• growth anomalies;
  • landscape;
  • pollution;
  • Porites ;
  • reef health;
  • trematodiasis


Accelerated human development in coastal areas is causing declines in coral reefs worldwide, but the mechanisms by which development leads to reef degradation are often difficult to identify. Here, we use Akaike information criterion model averaging in combination with path analysis to test for the direct and indirect effects of potential environmental stressors on two coral diseases on the west coast of Hawai'i.
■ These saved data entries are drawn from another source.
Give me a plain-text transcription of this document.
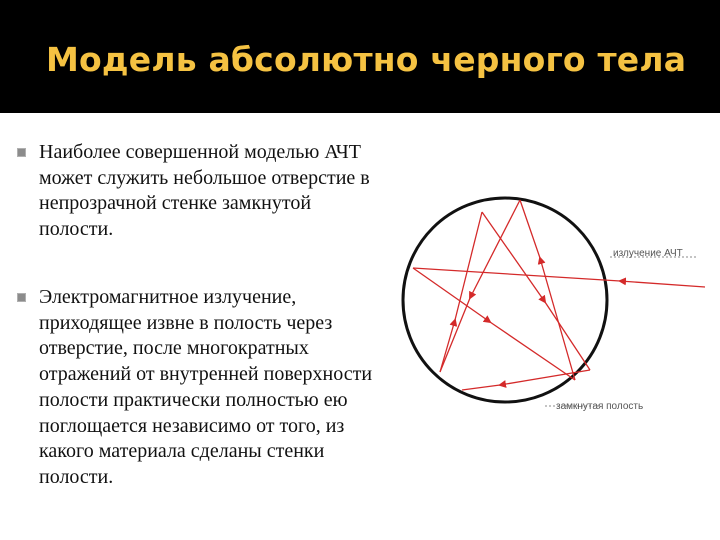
Модель абсолютно черного тела
Наиболее совершенной моделью АЧТ
может служить небольшое отверстие в
непрозрачной стенке замкнутой
полости.
Электромагнитное излучение,
приходящее извне в полость через
отверстие, после многократных
отражений от внутренней поверхности
полости практически полностью ею
поглощается независимо от того, из
какого материала сделаны стенки
полости.
излучение АЧТ
замкнутая полость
We quantified human-altered land cover and human population density at two spatial scales: inland area of 1-km radius and watershed. We then tested for the effects of these land cover variables, as well as seawater chlorophyll α concentrations, depth, host coral cover, and proximity to surface water discharge on the density of growth anomalies (GA) and prevalence of trematodiasis (TRE) affecting Porites lobata, the locally dominant reef-building coral species. Our analyses showed that human-altered land cover measured at 1-km scale was a strong indirect predictor of GA. Specifically, we found that human interference adjacent to the coast predicted higher chlorophyll α concentrations, which in turn predicted higher GA density. We also found that chlorophyll α and depth were strong negative predictors of TRE, and host coral cover a positive predictor. Our results indicated that GA are likely regulated by indirect land-based anthropogenic impacts, whereas TRE is mostly affected by host density-dependent forces. Path analysis can serve as a useful tool to rapidly identify the scale and indirect effects of anthropogenic stressors related to coral diseases, allowing for accurate conservation planning in the face of limited resources for tropical conservation.